Volar el tecolote

Huimos hacia el monte. Atrás dejamos la fiesta, su fuego, su ruido, su sangre. Jacinto no. Jacinto la traía pegada. Le chorreaba de las manos, lo calaba hasta el alma. Manchado. Le brillaba la culpa, estábamos seguros porque nos pisaban los talones, los traíamos encima, a los Ramírez. Tres contra tres, pero ellos venían armados con las escopetas de caza y nosotros hasta habíamos tirado los machetes del susto. Corríamos destrampados por la oscuridad, con las manos extendidas al frente para evitar que las ramas nos desgarraran el rostro. Entre el crujir de la hojarasca y el batir de nuestros corazones oíamos claramente a los perseguidores, sus gritos de odio, sus maldiciones al tropezarse: el monte favorece siempre al huido.

La culpa la tenían ellos. Nosotros habíamos jugado limpio, atándole navaja de un solo filo al espolón, alebrestándole las plumas cada vez que los separaban, soplándole en el pico para que se le inflamaran los ánimos. Su gallo era más grande, tenía pinta de matador. Se contoneaba antes de atacar, avanzaba con pasos de remolino. Perdimos. No hubo manera de que nuestro rojo contuviera la marejada de pico y pata que se le vino encima. Terminó desparramado entre el plumajerío, con Jacinto llorándole cada grano de maíz de inversión. Entonces el mayorcito se acercó orondo a amargarle la derrota. Fue su culpa, por eso no intervinimos. No nos metimos ni cuando agarró el machete y lo destazó en medio del palenque. Después entró en razón, y vimos cómo el miedo se le coló por los ojos y le engarrotó la mano del fierro hasta soltarlo. Corrió.

Todavía corríamos. Ya casi no se escuchaban los cohetes. Debíamos de estar cerca de la cañada. A lo mejor no. Dicen que la gente que corre a oscuras corre en círculos. Teníamos un pavor tremendo de topárnoslos de frente, de ver sus cañones humeantes y el fulgor, y luego andar penando con hoyos en los ojos, espantando a los niños que fueran a atrapar chapulines. Florencio me agarró del brazo y me jadeó al oído.

–Hay que dejarlo, tú y yo nos retachamos. Al chile él solo se cargó al muertito.

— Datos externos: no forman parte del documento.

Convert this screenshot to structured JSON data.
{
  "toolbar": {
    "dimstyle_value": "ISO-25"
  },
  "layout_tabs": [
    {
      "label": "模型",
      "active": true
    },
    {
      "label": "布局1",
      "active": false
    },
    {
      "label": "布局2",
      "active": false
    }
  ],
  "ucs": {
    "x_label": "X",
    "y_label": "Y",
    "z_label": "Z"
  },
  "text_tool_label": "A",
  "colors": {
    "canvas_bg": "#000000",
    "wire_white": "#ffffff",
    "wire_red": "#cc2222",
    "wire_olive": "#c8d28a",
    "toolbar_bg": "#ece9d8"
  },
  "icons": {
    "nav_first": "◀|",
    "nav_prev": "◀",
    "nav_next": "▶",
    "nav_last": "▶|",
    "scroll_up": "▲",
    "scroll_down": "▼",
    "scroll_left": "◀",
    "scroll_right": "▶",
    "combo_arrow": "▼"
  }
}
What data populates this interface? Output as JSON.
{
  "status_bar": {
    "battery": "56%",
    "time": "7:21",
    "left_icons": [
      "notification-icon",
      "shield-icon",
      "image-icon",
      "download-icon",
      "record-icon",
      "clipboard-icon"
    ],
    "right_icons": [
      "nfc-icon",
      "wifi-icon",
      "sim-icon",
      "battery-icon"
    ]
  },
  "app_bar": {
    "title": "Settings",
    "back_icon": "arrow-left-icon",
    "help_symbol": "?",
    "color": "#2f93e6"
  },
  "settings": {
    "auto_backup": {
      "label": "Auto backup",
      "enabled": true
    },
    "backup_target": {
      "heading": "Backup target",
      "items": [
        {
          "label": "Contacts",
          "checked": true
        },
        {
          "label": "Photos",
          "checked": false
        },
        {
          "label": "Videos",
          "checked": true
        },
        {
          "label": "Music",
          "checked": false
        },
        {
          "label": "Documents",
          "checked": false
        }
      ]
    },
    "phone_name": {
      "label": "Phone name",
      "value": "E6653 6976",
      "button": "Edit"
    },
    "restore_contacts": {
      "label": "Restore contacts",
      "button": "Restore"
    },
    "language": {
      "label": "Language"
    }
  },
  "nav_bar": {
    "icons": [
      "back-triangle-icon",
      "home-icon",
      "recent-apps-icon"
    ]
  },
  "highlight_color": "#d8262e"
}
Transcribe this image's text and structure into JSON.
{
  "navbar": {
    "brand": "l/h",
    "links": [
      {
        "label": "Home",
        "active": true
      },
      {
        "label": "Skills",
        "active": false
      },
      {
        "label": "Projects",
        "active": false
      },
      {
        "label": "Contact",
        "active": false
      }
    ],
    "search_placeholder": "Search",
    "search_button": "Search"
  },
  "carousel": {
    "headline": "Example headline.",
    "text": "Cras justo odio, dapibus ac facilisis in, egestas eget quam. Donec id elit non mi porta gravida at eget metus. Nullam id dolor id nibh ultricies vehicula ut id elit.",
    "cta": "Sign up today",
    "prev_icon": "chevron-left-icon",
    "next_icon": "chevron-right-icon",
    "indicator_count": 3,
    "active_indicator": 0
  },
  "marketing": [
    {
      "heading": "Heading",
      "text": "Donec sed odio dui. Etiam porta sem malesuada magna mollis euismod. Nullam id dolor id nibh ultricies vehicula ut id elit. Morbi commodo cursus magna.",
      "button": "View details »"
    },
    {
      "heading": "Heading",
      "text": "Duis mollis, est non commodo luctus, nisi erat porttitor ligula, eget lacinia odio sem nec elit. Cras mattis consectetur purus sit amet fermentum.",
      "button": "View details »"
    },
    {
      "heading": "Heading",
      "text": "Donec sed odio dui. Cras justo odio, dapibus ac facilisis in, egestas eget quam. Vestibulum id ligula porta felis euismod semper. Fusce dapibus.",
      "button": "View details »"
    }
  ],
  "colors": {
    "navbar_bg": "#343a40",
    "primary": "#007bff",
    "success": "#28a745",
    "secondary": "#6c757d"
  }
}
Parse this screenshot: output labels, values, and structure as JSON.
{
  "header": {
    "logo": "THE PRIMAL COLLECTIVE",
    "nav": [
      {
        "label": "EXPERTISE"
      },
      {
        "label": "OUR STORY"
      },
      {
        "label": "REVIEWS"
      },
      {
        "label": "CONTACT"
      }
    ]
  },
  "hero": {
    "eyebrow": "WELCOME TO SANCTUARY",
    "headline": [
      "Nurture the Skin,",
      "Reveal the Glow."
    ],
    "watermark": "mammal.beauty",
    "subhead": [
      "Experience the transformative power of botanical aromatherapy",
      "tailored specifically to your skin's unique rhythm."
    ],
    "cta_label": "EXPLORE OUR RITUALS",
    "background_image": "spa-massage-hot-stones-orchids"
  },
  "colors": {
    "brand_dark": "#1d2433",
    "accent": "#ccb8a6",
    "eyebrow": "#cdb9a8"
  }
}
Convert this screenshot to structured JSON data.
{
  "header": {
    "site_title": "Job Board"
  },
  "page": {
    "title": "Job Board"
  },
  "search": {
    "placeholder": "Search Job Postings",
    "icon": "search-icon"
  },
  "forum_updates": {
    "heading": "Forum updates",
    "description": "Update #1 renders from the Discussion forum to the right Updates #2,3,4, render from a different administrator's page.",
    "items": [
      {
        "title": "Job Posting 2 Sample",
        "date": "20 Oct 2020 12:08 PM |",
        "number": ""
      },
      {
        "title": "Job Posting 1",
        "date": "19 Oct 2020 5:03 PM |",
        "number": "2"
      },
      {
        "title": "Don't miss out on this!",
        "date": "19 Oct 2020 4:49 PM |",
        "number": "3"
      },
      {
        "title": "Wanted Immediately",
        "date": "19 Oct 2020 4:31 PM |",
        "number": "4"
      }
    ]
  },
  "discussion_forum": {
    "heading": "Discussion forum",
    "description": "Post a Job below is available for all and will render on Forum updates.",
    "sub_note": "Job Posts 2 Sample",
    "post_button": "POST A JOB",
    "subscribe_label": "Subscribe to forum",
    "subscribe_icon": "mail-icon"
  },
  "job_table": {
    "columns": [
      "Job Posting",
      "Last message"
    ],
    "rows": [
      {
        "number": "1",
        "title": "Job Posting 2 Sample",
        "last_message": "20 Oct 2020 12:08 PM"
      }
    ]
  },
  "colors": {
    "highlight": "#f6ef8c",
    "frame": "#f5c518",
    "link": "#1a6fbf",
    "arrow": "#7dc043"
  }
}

Me solté y seguí corriendo. Me siguió. No podíamos parar si ya habíamos comenzado. Criminales los que corren. Ley fuga. Y en ese pueblo la ley eran los Ramirez. En realidad había sido nuestra culpa. Retarlos había sido el primer pecado. Apostar fuerte, el segundo. Creer que ganaríamos, el tercero. Ya para cuando Jacinto desenfundó el machete teníamos tantos acumulados que había sido milagro que no nos sucediera una desgracia antes.

Oímos un tecolote. Estaba detrás. Ululaba anunciando presa. Oímos los disparos. Sentimos el filo en la espalda, el ardor del plomo penetrando, la garra afianzando los hombros. Nos elevamos. Volteé hacia abajo, nos vi derribados en la maleza, a los Ramírez recargando, soltando otra descarga a bocajarro. Volteé hacia arriba, vi las alas monstruosas, las tres patas, el pico de rapiña, los ojos inyectados de sangre. Volteé a la izquierda, Jacinto y Florencio me veían. Callamos. Nos dejamos llevar.